On ne peut attribuer au Brahman des qualités qui auraient leur pendant dans ce monde-ci. Il est donc sans attributs (nirguna), sans spécification (nirviŚesha). On ne peut même pas prétendre qu’il soit un, car les nombres et les catégories ne s’appliquent pas à l’Absolu.

Il transcende les limitations du temps et de l’espace.

Seul le Brahman existe. Le monde n’a pas de réalité par lui-même. Il n’est qu’un reflet de l’Absolu. C’est ce que veut dire la célèbre formule du Vedânta selon laquelle le monde n’est qu’une illusion:

La Mâyâ

Il y a une force qui nous empêche de voir la source de ce reflet, qui fait que nous sommes hypnotisés par ce reflet, qui nous empêche de voir que derrière le monde il y a autre chose de plus réel, le seul réel. C’est la mâyâ qui voile le réel et projette la multiplicité Seul existe réellement le substrat de la réalité empirique et provisoire, le Brahman éternel et infini.

Contrairement au sâmkhya qui est un dualisme, le vedânta est un non-dualisme, ou un monisme.

Pour Śankara donc, le monde est irréel. Mais il ne va pas aussi loin que le nihilisme bouddhique, pour lequel le monde est une simple construction forgée par l’esprit, ou l’Advaïta postérieur qui pose qu’en dehors du réel absolu (Brahman), il n’y a que du perçu-pour-réel.

Pour Śankara, le monde bien que fondé sur des perceptions n’est pas une simple perception. Il se distingue, par sa coordination, des images du rêve.
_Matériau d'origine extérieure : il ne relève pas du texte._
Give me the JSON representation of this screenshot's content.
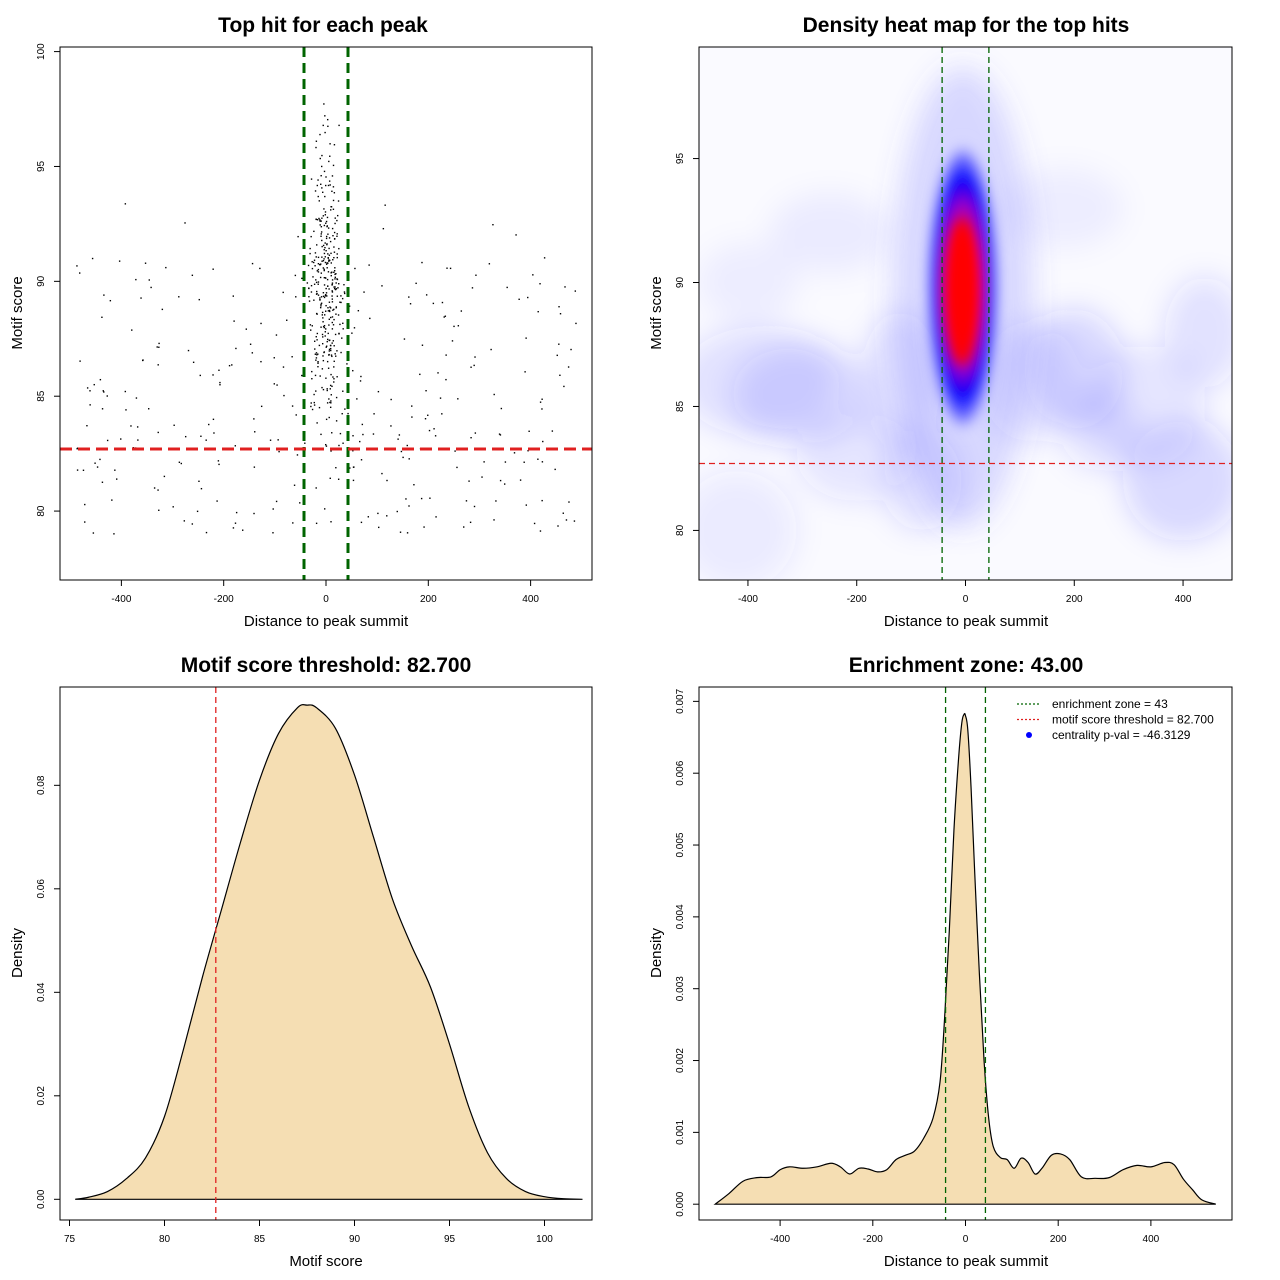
{
  "chart_data": [
    {
      "id": "scatter",
      "type": "scatter",
      "title": "Top hit for each peak",
      "xlabel": "Distance to peak summit",
      "ylabel": "Motif score",
      "xlim": [
        -520,
        520
      ],
      "ylim": [
        77,
        100.2
      ],
      "xticks": [
        -400,
        -200,
        0,
        200,
        400
      ],
      "yticks": [
        80,
        85,
        90,
        95,
        100
      ],
      "hline": 82.7,
      "vlines": [
        -43,
        43
      ],
      "hline_color": "#e02020",
      "vline_color": "#006400",
      "point_color": "#000000",
      "points_note": "Dense column of top hits around x=0 (score 84-99), sparser background across -500..500"
    },
    {
      "id": "heatmap",
      "type": "heatmap",
      "title": "Density heat map for the top hits",
      "xlabel": "Distance to peak summit",
      "ylabel": "Motif score",
      "xlim": [
        -490,
        490
      ],
      "ylim": [
        78,
        99.5
      ],
      "xticks": [
        -400,
        -200,
        0,
        200,
        400
      ],
      "yticks": [
        80,
        85,
        90,
        95
      ],
      "hline": 82.7,
      "vlines": [
        -43,
        43
      ],
      "colors": [
        "#ffffff",
        "#0000ff",
        "#ff0000"
      ],
      "peak": {
        "x": -5,
        "y": 89.8
      }
    },
    {
      "id": "score-density",
      "type": "area",
      "title": "Motif score threshold: 82.700",
      "xlabel": "Motif score",
      "ylabel": "Density",
      "xlim": [
        74.5,
        102.5
      ],
      "ylim": [
        -0.004,
        0.099
      ],
      "xticks": [
        75,
        80,
        85,
        90,
        95,
        100
      ],
      "yticks": [
        0.0,
        0.02,
        0.04,
        0.06,
        0.08
      ],
      "ytick_labels": [
        "0.00",
        "0.02",
        "0.04",
        "0.06",
        "0.08"
      ],
      "vline": 82.7,
      "fill": "#f5deb3",
      "x": [
        75.3,
        76,
        77,
        78,
        79,
        80,
        81,
        82,
        83,
        84,
        85,
        86,
        87,
        87.5,
        88,
        89,
        90,
        91,
        92,
        93,
        94,
        95,
        96,
        97,
        98,
        99,
        100,
        101,
        102
      ],
      "y": [
        0.0,
        0.0004,
        0.0015,
        0.004,
        0.008,
        0.016,
        0.029,
        0.043,
        0.056,
        0.069,
        0.081,
        0.09,
        0.095,
        0.0955,
        0.095,
        0.091,
        0.082,
        0.07,
        0.058,
        0.049,
        0.041,
        0.03,
        0.018,
        0.009,
        0.004,
        0.0015,
        0.0005,
        0.0001,
        0.0
      ]
    },
    {
      "id": "distance-density",
      "type": "area",
      "title": "Enrichment zone: 43.00",
      "xlabel": "Distance to peak summit",
      "ylabel": "Density",
      "xlim": [
        -575,
        575
      ],
      "ylim": [
        -0.00022,
        0.0072
      ],
      "xticks": [
        -400,
        -200,
        0,
        200,
        400
      ],
      "yticks": [
        0.0,
        0.001,
        0.002,
        0.003,
        0.004,
        0.005,
        0.006,
        0.007
      ],
      "ytick_labels": [
        "0.000",
        "0.001",
        "0.002",
        "0.003",
        "0.004",
        "0.005",
        "0.006",
        "0.007"
      ],
      "vlines": [
        -43,
        43
      ],
      "fill": "#f5deb3",
      "x": [
        -540,
        -510,
        -480,
        -450,
        -420,
        -400,
        -380,
        -350,
        -320,
        -290,
        -270,
        -250,
        -230,
        -210,
        -190,
        -170,
        -150,
        -130,
        -110,
        -90,
        -70,
        -55,
        -45,
        -35,
        -25,
        -15,
        -8,
        -3,
        0,
        5,
        12,
        20,
        30,
        40,
        50,
        60,
        75,
        90,
        105,
        120,
        135,
        150,
        165,
        185,
        205,
        225,
        250,
        280,
        310,
        340,
        370,
        400,
        430,
        450,
        470,
        490,
        510,
        540
      ],
      "y": [
        0.0,
        0.00015,
        0.00032,
        0.00037,
        0.00038,
        0.00048,
        0.00052,
        0.0005,
        0.00052,
        0.00057,
        0.00052,
        0.00042,
        0.0005,
        0.00049,
        0.00045,
        0.00048,
        0.00062,
        0.00068,
        0.00074,
        0.00092,
        0.0012,
        0.0017,
        0.0026,
        0.0038,
        0.0052,
        0.0062,
        0.0067,
        0.00682,
        0.0068,
        0.0066,
        0.0058,
        0.0046,
        0.0032,
        0.002,
        0.0012,
        0.0008,
        0.00065,
        0.00062,
        0.0005,
        0.00064,
        0.00058,
        0.00042,
        0.0005,
        0.00068,
        0.0007,
        0.00062,
        0.00038,
        0.00036,
        0.00037,
        0.00048,
        0.00054,
        0.00052,
        0.00058,
        0.00055,
        0.00035,
        0.0002,
        6e-05,
        0.0
      ],
      "legend": [
        {
          "label": "enrichment zone = 43",
          "color": "#006400",
          "kind": "line"
        },
        {
          "label": "motif score threshold = 82.700",
          "color": "#e02020",
          "kind": "line"
        },
        {
          "label": "centrality p-val = -46.3129",
          "color": "#0000ff",
          "kind": "point"
        }
      ]
    }
  ]
}
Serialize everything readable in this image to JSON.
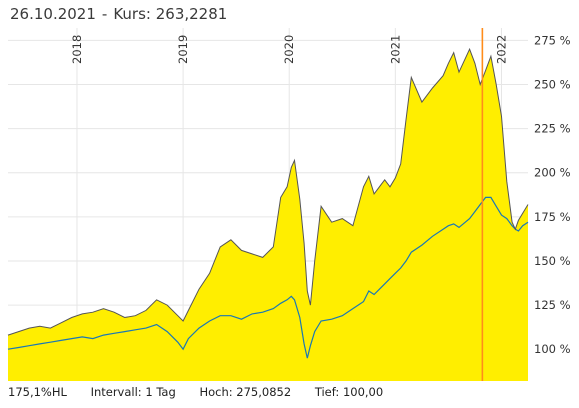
{
  "header": {
    "date": "26.10.2021",
    "separator": "-",
    "price_label": "Kurs:",
    "price_value": "263,2281"
  },
  "footer": {
    "item1": "175,1%HL",
    "interval_label": "Intervall:",
    "interval_value": "1 Tag",
    "high_label": "Hoch:",
    "high_value": "275,0852",
    "low_label": "Tief:",
    "low_value": "100,00"
  },
  "colors": {
    "area_fill": "#ffee00",
    "main_line": "#555555",
    "benchmark_line": "#1a78b4",
    "cursor_line": "#ff8c1a",
    "grid": "#e6e6e6"
  },
  "chart_data": {
    "type": "area",
    "xlabel": "",
    "ylabel": "",
    "x_range": [
      2017.35,
      2022.25
    ],
    "ylim": [
      82,
      282
    ],
    "y_ticks": [
      100,
      125,
      150,
      175,
      200,
      225,
      250,
      275
    ],
    "y_tick_labels": [
      "100 %",
      "125 %",
      "150 %",
      "175 %",
      "200 %",
      "225 %",
      "250 %",
      "275 %"
    ],
    "x_ticks": [
      2018,
      2019,
      2020,
      2021,
      2022
    ],
    "x_tick_labels": [
      "2018",
      "2019",
      "2020",
      "2021",
      "2022"
    ],
    "cursor_x": 2021.82,
    "grid": true,
    "series": [
      {
        "x": [
          2017.35,
          2017.45,
          2017.55,
          2017.65,
          2017.75,
          2017.85,
          2017.95,
          2018.05,
          2018.15,
          2018.25,
          2018.35,
          2018.45,
          2018.55,
          2018.65,
          2018.75,
          2018.85,
          2018.95,
          2019.0,
          2019.05,
          2019.15,
          2019.25,
          2019.35,
          2019.45,
          2019.55,
          2019.65,
          2019.75,
          2019.85,
          2019.92,
          2019.98,
          2020.02,
          2020.05,
          2020.1,
          2020.14,
          2020.17,
          2020.2,
          2020.24,
          2020.3,
          2020.4,
          2020.5,
          2020.6,
          2020.7,
          2020.75,
          2020.8,
          2020.9,
          2020.95,
          2021.0,
          2021.05,
          2021.1,
          2021.15,
          2021.25,
          2021.35,
          2021.45,
          2021.5,
          2021.55,
          2021.6,
          2021.7,
          2021.75,
          2021.8,
          2021.85,
          2021.9,
          2021.95,
          2022.0,
          2022.05,
          2022.1,
          2022.13,
          2022.16,
          2022.2,
          2022.25
        ],
        "y": [
          108,
          110,
          112,
          113,
          112,
          115,
          118,
          120,
          121,
          123,
          121,
          118,
          119,
          122,
          128,
          125,
          119,
          116,
          122,
          134,
          143,
          158,
          162,
          156,
          154,
          152,
          158,
          186,
          192,
          203,
          207,
          185,
          160,
          133,
          125,
          150,
          181,
          172,
          174,
          170,
          192,
          198,
          188,
          196,
          192,
          197,
          205,
          230,
          254,
          240,
          248,
          255,
          262,
          268,
          257,
          270,
          262,
          250,
          258,
          266,
          250,
          232,
          195,
          172,
          168,
          173,
          177,
          182
        ]
      },
      {
        "x": [
          2017.35,
          2017.45,
          2017.55,
          2017.65,
          2017.75,
          2017.85,
          2017.95,
          2018.05,
          2018.15,
          2018.25,
          2018.35,
          2018.45,
          2018.55,
          2018.65,
          2018.75,
          2018.85,
          2018.95,
          2019.0,
          2019.05,
          2019.15,
          2019.25,
          2019.35,
          2019.45,
          2019.55,
          2019.65,
          2019.75,
          2019.85,
          2019.92,
          2019.98,
          2020.02,
          2020.05,
          2020.1,
          2020.14,
          2020.17,
          2020.2,
          2020.24,
          2020.3,
          2020.4,
          2020.5,
          2020.6,
          2020.7,
          2020.75,
          2020.8,
          2020.9,
          2020.95,
          2021.0,
          2021.05,
          2021.1,
          2021.15,
          2021.25,
          2021.35,
          2021.45,
          2021.5,
          2021.55,
          2021.6,
          2021.7,
          2021.75,
          2021.8,
          2021.85,
          2021.9,
          2021.95,
          2022.0,
          2022.05,
          2022.1,
          2022.13,
          2022.16,
          2022.2,
          2022.25
        ],
        "y": [
          100,
          101,
          102,
          103,
          104,
          105,
          106,
          107,
          106,
          108,
          109,
          110,
          111,
          112,
          114,
          110,
          104,
          100,
          106,
          112,
          116,
          119,
          119,
          117,
          120,
          121,
          123,
          126,
          128,
          130,
          128,
          118,
          103,
          95,
          102,
          110,
          116,
          117,
          119,
          123,
          127,
          133,
          131,
          137,
          140,
          143,
          146,
          150,
          155,
          159,
          164,
          168,
          170,
          171,
          169,
          174,
          178,
          182,
          186,
          186,
          181,
          176,
          174,
          170,
          168,
          167,
          170,
          172
        ]
      }
    ]
  }
}
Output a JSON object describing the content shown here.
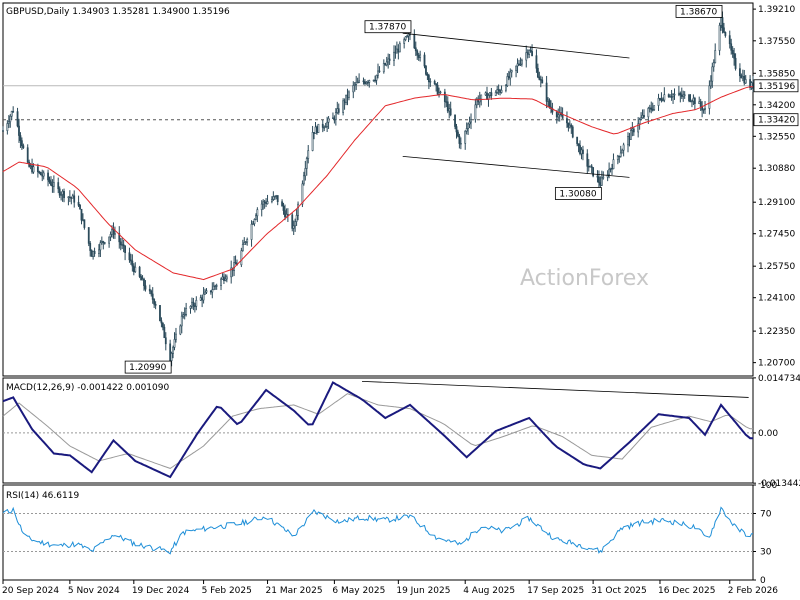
{
  "chart_data": [
    {
      "panel": "price",
      "type": "candlestick",
      "title": "GBPUSD,Daily  1.34903 1.35281 1.34900 1.35196",
      "watermark": "ActionForex",
      "ylim": [
        1.2,
        1.3953
      ],
      "yticks": [
        "1.39210",
        "1.37550",
        "1.35850",
        "1.34200",
        "1.32550",
        "1.30880",
        "1.29100",
        "1.27450",
        "1.25750",
        "1.24100",
        "1.22350",
        "1.20700"
      ],
      "last_price": {
        "value": 1.35196,
        "label": "1.35196"
      },
      "support": {
        "value": 1.3342,
        "label": "1.33420"
      },
      "annotations": [
        {
          "label": "1.37870",
          "value": 1.3787,
          "date": "2025-06-27"
        },
        {
          "label": "1.38670",
          "value": 1.3867,
          "date": "2026-01-27"
        },
        {
          "label": "1.30080",
          "value": 1.3008,
          "date": "2025-11-05"
        },
        {
          "label": "1.20990",
          "value": 1.2099,
          "date": "2025-01-13"
        }
      ],
      "channel": [
        {
          "from": [
            "2025-06-22",
            1.3795
          ],
          "to": [
            "2025-11-25",
            1.3665
          ]
        },
        {
          "from": [
            "2025-06-22",
            1.315
          ],
          "to": [
            "2025-11-25",
            1.304
          ]
        }
      ],
      "close_path": [
        [
          "2024-09-20",
          1.3285
        ],
        [
          "2024-09-27",
          1.3395
        ],
        [
          "2024-10-07",
          1.31
        ],
        [
          "2024-10-20",
          1.3035
        ],
        [
          "2024-10-28",
          1.297
        ],
        [
          "2024-11-10",
          1.2915
        ],
        [
          "2024-11-20",
          1.264
        ],
        [
          "2024-12-05",
          1.276
        ],
        [
          "2024-12-20",
          1.255
        ],
        [
          "2025-01-03",
          1.238
        ],
        [
          "2025-01-13",
          1.2099
        ],
        [
          "2025-01-22",
          1.233
        ],
        [
          "2025-02-10",
          1.245
        ],
        [
          "2025-02-28",
          1.259
        ],
        [
          "2025-03-15",
          1.2895
        ],
        [
          "2025-03-27",
          1.2935
        ],
        [
          "2025-04-08",
          1.277
        ],
        [
          "2025-04-20",
          1.3275
        ],
        [
          "2025-05-05",
          1.3345
        ],
        [
          "2025-05-20",
          1.3525
        ],
        [
          "2025-06-03",
          1.3565
        ],
        [
          "2025-06-27",
          1.3787
        ],
        [
          "2025-07-10",
          1.356
        ],
        [
          "2025-07-22",
          1.3425
        ],
        [
          "2025-08-01",
          1.321
        ],
        [
          "2025-08-12",
          1.3445
        ],
        [
          "2025-08-28",
          1.3495
        ],
        [
          "2025-09-17",
          1.3715
        ],
        [
          "2025-10-01",
          1.341
        ],
        [
          "2025-10-14",
          1.332
        ],
        [
          "2025-10-25",
          1.313
        ],
        [
          "2025-11-05",
          1.3008
        ],
        [
          "2025-11-18",
          1.3165
        ],
        [
          "2025-12-01",
          1.333
        ],
        [
          "2025-12-20",
          1.348
        ],
        [
          "2026-01-07",
          1.3455
        ],
        [
          "2026-01-16",
          1.339
        ],
        [
          "2026-01-27",
          1.3867
        ],
        [
          "2026-02-06",
          1.3622
        ],
        [
          "2026-02-15",
          1.3519
        ]
      ],
      "ma_path": [
        [
          "2024-09-20",
          1.307
        ],
        [
          "2024-10-01",
          1.312
        ],
        [
          "2024-10-20",
          1.3095
        ],
        [
          "2024-11-10",
          1.2985
        ],
        [
          "2024-12-01",
          1.28
        ],
        [
          "2024-12-20",
          1.266
        ],
        [
          "2025-01-15",
          1.254
        ],
        [
          "2025-02-05",
          1.2505
        ],
        [
          "2025-02-25",
          1.256
        ],
        [
          "2025-03-20",
          1.274
        ],
        [
          "2025-04-10",
          1.2875
        ],
        [
          "2025-05-01",
          1.305
        ],
        [
          "2025-05-20",
          1.3235
        ],
        [
          "2025-06-10",
          1.3415
        ],
        [
          "2025-06-30",
          1.3455
        ],
        [
          "2025-07-20",
          1.3475
        ],
        [
          "2025-08-10",
          1.3445
        ],
        [
          "2025-08-30",
          1.3455
        ],
        [
          "2025-09-20",
          1.345
        ],
        [
          "2025-10-10",
          1.337
        ],
        [
          "2025-10-30",
          1.3305
        ],
        [
          "2025-11-15",
          1.3265
        ],
        [
          "2025-12-05",
          1.3325
        ],
        [
          "2025-12-25",
          1.3375
        ],
        [
          "2026-01-10",
          1.3395
        ],
        [
          "2026-01-27",
          1.346
        ],
        [
          "2026-02-15",
          1.3515
        ]
      ]
    },
    {
      "panel": "macd",
      "type": "line",
      "title": "MACD(12,26,9) -0.001422 0.001090",
      "ylim": [
        -0.0134,
        0.0147
      ],
      "yticks": [
        {
          "value": 0.014734,
          "label": "0.014734"
        },
        {
          "value": 0.0,
          "label": "0.00"
        },
        {
          "value": -0.013442,
          "label": "-0.013442"
        }
      ],
      "series": [
        {
          "role": "macd",
          "path": [
            [
              "2024-09-20",
              0.0085
            ],
            [
              "2024-09-27",
              0.0095
            ],
            [
              "2024-10-10",
              0.001
            ],
            [
              "2024-10-25",
              -0.0055
            ],
            [
              "2024-11-05",
              -0.006
            ],
            [
              "2024-11-20",
              -0.0105
            ],
            [
              "2024-12-05",
              -0.002
            ],
            [
              "2024-12-20",
              -0.0075
            ],
            [
              "2025-01-13",
              -0.0118
            ],
            [
              "2025-02-01",
              0.0
            ],
            [
              "2025-02-15",
              0.0075
            ],
            [
              "2025-03-01",
              0.002
            ],
            [
              "2025-03-20",
              0.0115
            ],
            [
              "2025-04-08",
              0.006
            ],
            [
              "2025-04-20",
              0.0015
            ],
            [
              "2025-05-05",
              0.0135
            ],
            [
              "2025-05-25",
              0.009
            ],
            [
              "2025-06-10",
              0.004
            ],
            [
              "2025-06-27",
              0.0075
            ],
            [
              "2025-07-20",
              -0.0005
            ],
            [
              "2025-08-05",
              -0.0065
            ],
            [
              "2025-08-25",
              0.0005
            ],
            [
              "2025-09-17",
              0.004
            ],
            [
              "2025-10-05",
              -0.0035
            ],
            [
              "2025-10-25",
              -0.0085
            ],
            [
              "2025-11-05",
              -0.0095
            ],
            [
              "2025-11-25",
              -0.0025
            ],
            [
              "2025-12-15",
              0.005
            ],
            [
              "2026-01-05",
              0.004
            ],
            [
              "2026-01-16",
              -0.0005
            ],
            [
              "2026-01-27",
              0.0075
            ],
            [
              "2026-02-15",
              -0.0014
            ]
          ]
        },
        {
          "role": "signal",
          "path": [
            [
              "2024-09-20",
              0.0045
            ],
            [
              "2024-10-01",
              0.008
            ],
            [
              "2024-10-20",
              0.002
            ],
            [
              "2024-11-05",
              -0.0035
            ],
            [
              "2024-11-25",
              -0.0075
            ],
            [
              "2024-12-15",
              -0.0055
            ],
            [
              "2025-01-13",
              -0.0095
            ],
            [
              "2025-02-05",
              -0.0035
            ],
            [
              "2025-02-25",
              0.0045
            ],
            [
              "2025-03-15",
              0.0065
            ],
            [
              "2025-04-08",
              0.0075
            ],
            [
              "2025-04-25",
              0.005
            ],
            [
              "2025-05-15",
              0.0105
            ],
            [
              "2025-06-05",
              0.0075
            ],
            [
              "2025-06-27",
              0.0065
            ],
            [
              "2025-07-20",
              0.0025
            ],
            [
              "2025-08-10",
              -0.0035
            ],
            [
              "2025-08-30",
              -0.001
            ],
            [
              "2025-09-20",
              0.002
            ],
            [
              "2025-10-10",
              -0.001
            ],
            [
              "2025-10-30",
              -0.006
            ],
            [
              "2025-11-20",
              -0.007
            ],
            [
              "2025-12-10",
              0.0015
            ],
            [
              "2026-01-05",
              0.0045
            ],
            [
              "2026-01-20",
              0.003
            ],
            [
              "2026-02-01",
              0.005
            ],
            [
              "2026-02-15",
              0.0011
            ]
          ]
        }
      ],
      "trendline": {
        "from": [
          "2025-05-25",
          0.0138
        ],
        "to": [
          "2026-02-15",
          0.0095
        ]
      }
    },
    {
      "panel": "rsi",
      "type": "line",
      "title": "RSI(14) 46.6119",
      "ylim": [
        0,
        100
      ],
      "yticks": [
        {
          "value": 100,
          "label": "100"
        },
        {
          "value": 70,
          "label": "70"
        },
        {
          "value": 30,
          "label": "30"
        },
        {
          "value": 0,
          "label": "0"
        }
      ],
      "levels": [
        70,
        30
      ],
      "path": [
        [
          "2024-09-20",
          70
        ],
        [
          "2024-09-27",
          74
        ],
        [
          "2024-10-05",
          45
        ],
        [
          "2024-10-15",
          40
        ],
        [
          "2024-10-28",
          36
        ],
        [
          "2024-11-10",
          38
        ],
        [
          "2024-11-20",
          30
        ],
        [
          "2024-12-05",
          48
        ],
        [
          "2024-12-20",
          38
        ],
        [
          "2025-01-13",
          30
        ],
        [
          "2025-01-22",
          50
        ],
        [
          "2025-02-10",
          55
        ],
        [
          "2025-03-01",
          59
        ],
        [
          "2025-03-20",
          67
        ],
        [
          "2025-04-08",
          46
        ],
        [
          "2025-04-22",
          72
        ],
        [
          "2025-05-10",
          61
        ],
        [
          "2025-05-25",
          66
        ],
        [
          "2025-06-10",
          63
        ],
        [
          "2025-06-27",
          67
        ],
        [
          "2025-07-15",
          45
        ],
        [
          "2025-08-01",
          37
        ],
        [
          "2025-08-15",
          57
        ],
        [
          "2025-08-30",
          51
        ],
        [
          "2025-09-17",
          65
        ],
        [
          "2025-10-05",
          43
        ],
        [
          "2025-10-25",
          36
        ],
        [
          "2025-11-05",
          30
        ],
        [
          "2025-11-20",
          55
        ],
        [
          "2025-12-05",
          61
        ],
        [
          "2025-12-20",
          63
        ],
        [
          "2026-01-10",
          55
        ],
        [
          "2026-01-18",
          42
        ],
        [
          "2026-01-27",
          76
        ],
        [
          "2026-02-06",
          55
        ],
        [
          "2026-02-15",
          47
        ]
      ]
    }
  ],
  "x_axis": {
    "ticks": [
      {
        "date": "2024-09-20",
        "label": "20 Sep 2024"
      },
      {
        "date": "2024-11-05",
        "label": "5 Nov 2024"
      },
      {
        "date": "2024-12-19",
        "label": "19 Dec 2024"
      },
      {
        "date": "2025-02-05",
        "label": "5 Feb 2025"
      },
      {
        "date": "2025-03-21",
        "label": "21 Mar 2025"
      },
      {
        "date": "2025-05-06",
        "label": "6 May 2025"
      },
      {
        "date": "2025-06-19",
        "label": "19 Jun 2025"
      },
      {
        "date": "2025-08-04",
        "label": "4 Aug 2025"
      },
      {
        "date": "2025-09-17",
        "label": "17 Sep 2025"
      },
      {
        "date": "2025-10-31",
        "label": "31 Oct 2025"
      },
      {
        "date": "2025-12-16",
        "label": "16 Dec 2025"
      },
      {
        "date": "2026-02-02",
        "label": "2 Feb 2026"
      }
    ]
  },
  "colors": {
    "candles": "#2b4a5a",
    "moving_average": "#e3272a",
    "macd": "#1a1a7e",
    "signal": "#9a9a9a",
    "rsi": "#1f8fd8",
    "reference": "#999999",
    "trendline": "#000000"
  }
}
Il se distingue aussi de l’hallucination, laquelle n’a qu’une réalité d’apparence.

A quel fin est imparti cet enseignement ? Comme les autres darŚana-s, le vedânta prétend conduire à la délivrance, laquelle réalise l’unicité de l’être définitivement et en pleine conscience, résorbant le jîva dans le Brahman, abolissant l’avidyâ (la nescience) et le karman.